BioWorld International Correspondent

BRUSSELS, Belgium - By this evening, Europe's biotechnology companies should be operating in a more competitive environment - and the climate should go on improving until it becomes perfect in 2010.

That, at least, was the reasoning behind the get-together of the leaders of the European Union's 25 member states in Brussels Tuesday and today. This is the meeting scheduled to re-launch Europe's struggle to turn itself into a world-beating, high-technology economy - in line with the EU's so-called "Lisbon strategy." After five years of frankly acknowledged failure, the UK's Tony Blair, France's Jacques Chirac, Germany's Gerhard Schroeder and their colleagues say they are determined to turn the Lisbon strategy into a success in the next five years.

At the heart of the strategy is a series of commitments to boost state spending on research, cutting the red tape that stifles innovation, and promoting an economy based on high technology - with biotechnology among the most frequently cited examples of what EU leaders believe the EU should be focusing on. And at the heart of the March summit is how far the individual member states are ready to live up to those commitments.

Senior European biotechnology industry executives, inured to disappointment, told BioWorld International on the eve of the summit that they were cautiously optimistic that this time around, EU politicians might be ready to move from fine words to concrete action. And they pointed out, with all the diplomatic restraint they could muster, that the member states are still the biggest obstacle to the development of an EU market receptive to innovation: Most evident, the five-year de facto moratorium that most member states have imposed on the launch of new biotech-derived products shows how wide the gap is between rhetoric and reality, they said.

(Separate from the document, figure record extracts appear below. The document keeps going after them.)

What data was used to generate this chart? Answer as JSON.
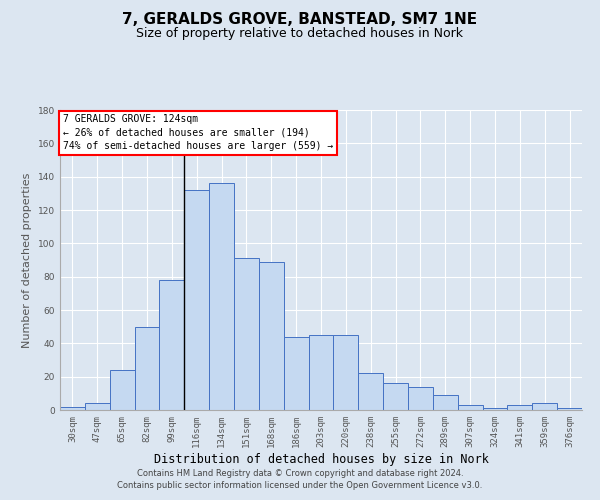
{
  "title": "7, GERALDS GROVE, BANSTEAD, SM7 1NE",
  "subtitle": "Size of property relative to detached houses in Nork",
  "xlabel": "Distribution of detached houses by size in Nork",
  "ylabel": "Number of detached properties",
  "categories": [
    "30sqm",
    "47sqm",
    "65sqm",
    "82sqm",
    "99sqm",
    "116sqm",
    "134sqm",
    "151sqm",
    "168sqm",
    "186sqm",
    "203sqm",
    "220sqm",
    "238sqm",
    "255sqm",
    "272sqm",
    "289sqm",
    "307sqm",
    "324sqm",
    "341sqm",
    "359sqm",
    "376sqm"
  ],
  "values": [
    2,
    4,
    24,
    50,
    78,
    132,
    136,
    91,
    89,
    44,
    45,
    45,
    22,
    16,
    14,
    9,
    3,
    1,
    3,
    4,
    1
  ],
  "bar_color": "#c5d9f1",
  "bar_edge_color": "#4472c4",
  "background_color": "#dce6f1",
  "plot_background": "#dce6f1",
  "annotation_box_text": [
    "7 GERALDS GROVE: 124sqm",
    "← 26% of detached houses are smaller (194)",
    "74% of semi-detached houses are larger (559) →"
  ],
  "annotation_box_color": "white",
  "annotation_box_edge_color": "red",
  "property_line_x": 4.5,
  "ylim": [
    0,
    180
  ],
  "yticks": [
    0,
    20,
    40,
    60,
    80,
    100,
    120,
    140,
    160,
    180
  ],
  "footer_line1": "Contains HM Land Registry data © Crown copyright and database right 2024.",
  "footer_line2": "Contains public sector information licensed under the Open Government Licence v3.0.",
  "title_fontsize": 11,
  "subtitle_fontsize": 9,
  "tick_fontsize": 6.5,
  "ylabel_fontsize": 8,
  "xlabel_fontsize": 8.5,
  "footer_fontsize": 6,
  "annotation_fontsize": 7
}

Parliament Shows Support For Biotech Firms

Meanwhile, Europe's smaller biopharmaceutical companies have won some friends among members of the European Parliament - and gained some support for their arguments.

UK MP Robert Sturdy said last week, "The level of technology and the potential benefits that these companies are going to bring to Europe's patients is unbelievable." And he went on to urge his colleagues in Parliament to help create a conducive environment. Smaller firms "cannot do this without our help," he said.

EU legislation with crucial significance for European biotech firms is shortly to be discussed in the Parliament, including new proposals on support measures for smaller pharmaceutical firms, and a new EU research program that could put billions of dollars directly into biotechnology research over the next seven years.

"We need to show with actions, not just words, that we are behind smaller European biotech firms," Sturdy said. "It's a risky business that they're in, but we need them and they need us."

Another Price Hike For Biotech Product Approvals

It is going to cost €232,000 (about US$440,000) to get the simplest form of marketing authorization from the European Union's medicines agency in London in 2005. The agency just issued its new price list, and that is the tag the agency put on assessing a single strength associated with one pharmaceutical form.

There will be an additional fee of €23,200 for each additional strength or form, providing it is submitted at the same time. Even a variation to an existing authorization will cost as much as €69,000. For companies aiming to launch biotechnology-derived products in Europe - those that are obliged to use the agency to seek authorization - the prices are starting to add up. They have been rising steadily in the 10 years the agency has been in business.